Em seu estudo de mulheres fumantes, a pesquisadora canadense Lorraine Greaves descobriu que algumas mulheres vêem seus cigarros como parceiros passivos e reconfortantes. Elas gostam de como seus cigarros estão sob seu controle, que elas podem tê-los sempre que elas os queiram. Greaves descobriu que isto é particularmente verdadeiro para mulheres que sofreram abuso. Há tão pouca segurança e previsibilidade em suas vidas que a constância de seus cigarros torna-se muito importante. Naturalmente, a ironia é que o cigarro acaba controlando a fumante. E que a maior parte dos vícios torna quase impossível, para as mulheres, deixar relações abusivas e mais difícil resolver os traumas da infância. Somente na convalescença podemos acertar contas com o abuso e fazer conexões que curam em vez de ferir.
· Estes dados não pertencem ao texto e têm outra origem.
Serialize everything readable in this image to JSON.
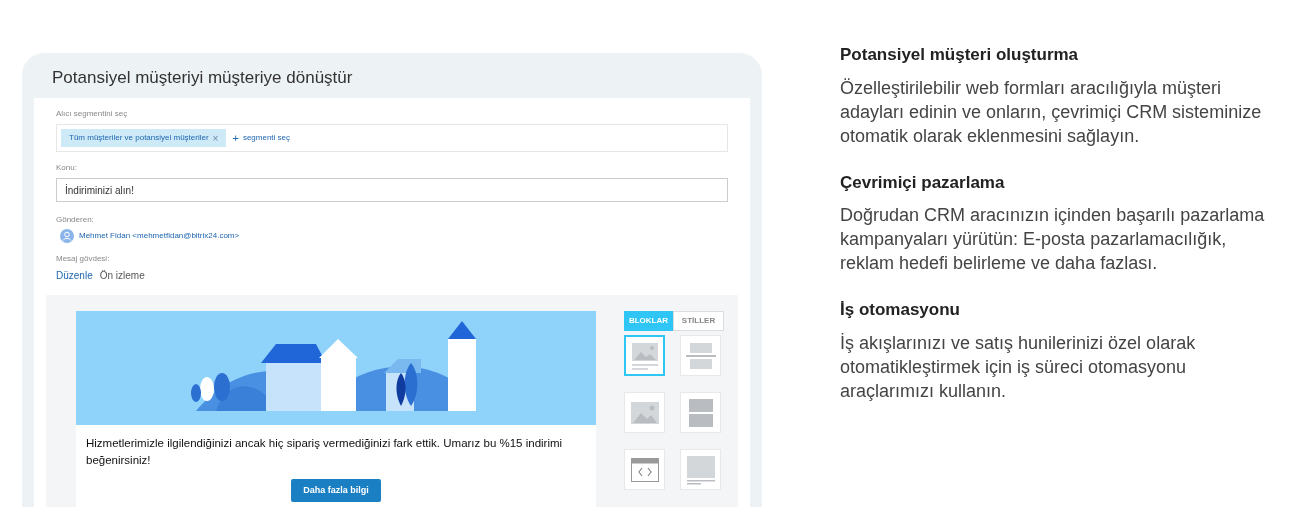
{
  "mockup": {
    "title": "Potansiyel müşteriyi müşteriye dönüştür",
    "recipient": {
      "label": "Alıcı segmentini seç",
      "tag": "Tüm müşteriler ve potansiyel müşteriler",
      "tag_close": "×",
      "add": "+",
      "add_label": "segmenti seç"
    },
    "subject": {
      "label": "Konu:",
      "value": "İndiriminizi alın!"
    },
    "sender": {
      "label": "Gönderen:",
      "name": "Mehmet Fidan <mehmetfidan@bitrix24.com>"
    },
    "body": {
      "label": "Mesaj gövdesi:",
      "tabs": [
        {
          "label": "Düzenle",
          "selected": true
        },
        {
          "label": "Ön izleme",
          "selected": false
        }
      ]
    },
    "email": {
      "text": "Hizmetlerimizle ilgilendiğinizi ancak hiç sipariş vermediğinizi fark ettik. Umarız bu %15 indirimi beğenirsiniz!",
      "button": "Daha fazla bilgi"
    },
    "panel_tabs": [
      {
        "label": "BLOKLAR",
        "selected": true
      },
      {
        "label": "STİLLER",
        "selected": false
      }
    ],
    "blocks": [
      {
        "kind": "image-text",
        "selected": true
      },
      {
        "kind": "divider",
        "selected": false
      },
      {
        "kind": "image",
        "selected": false
      },
      {
        "kind": "two-boxes",
        "selected": false
      },
      {
        "kind": "code",
        "selected": false
      },
      {
        "kind": "text-box",
        "selected": false
      }
    ]
  },
  "features": [
    {
      "title": "Potansiyel müşteri oluşturma",
      "text": "Özelleştirilebilir web formları aracılığıyla müşteri adayları edinin ve onların, çevrimiçi CRM sisteminize otomatik olarak eklenmesini sağlayın."
    },
    {
      "title": "Çevrimiçi pazarlama",
      "text": "Doğrudan CRM aracınızın içinden başarılı pazarlama kampanyaları yürütün: E-posta pazarlamacılığık, reklam hedefi belirleme ve daha fazlası."
    },
    {
      "title": "İş otomasyonu",
      "text": "İş akışlarınızı ve satış hunilerinizi özel olarak otomatikleştirmek için iş süreci otomasyonu araçlarımızı kullanın."
    }
  ]
}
“Bem me quer, mal me quer”, diz uma publicidade mostrando uma margarida e um maço de cigarros. “Mas uma coisa é certa. Carlton tem os mais baixos teores.” Você não pode confiar nos homens, mas você pode confiar em seus cigarros. Enquanto isso, uma publicidade dos cigarros Briones mostra um homem em uma sacada fumando um charuto enquanto uma mulher enfurecida bem abaixo olha para ele. O texto diz: “Ele não argumenta. Ele não responde. Ele não tem opinião.” Parece que a mulher precisa de um cigarro.
“Até que eu encontre um homem de verdade, eu aceitarei um cigarro de verdade”, declara uma mulher com aparência de durona em uma publicidade de cigarro. À primeira vista, isto parece ser sobre sexo, naturalmente – o homem de verdade sendo o garanhão, aquele que está no controle. Uma outra forma de ler a situação, entretanto, é pensar o homem de verdade como aquele que é gentil, protetor e carinhoso. A mulher que nunca aprendeu a pensar nos homens deste modo, que apenas foi explorada pelos homens, de fato, estará propensa a aceitar um cigarro ou uma bebida no lugar dele. Ela também estará propensa a desenvolver uma aparência de dureza para se auto-proteger. Nem tudo que os publicitários fazem é intencional, mas eles de fato sabem o que estão fazendo quando eles oferecem cigarros – álcool e comida – para as mulheres como um meio de lidar com a raiva e o desapontamento nos relacionamentos.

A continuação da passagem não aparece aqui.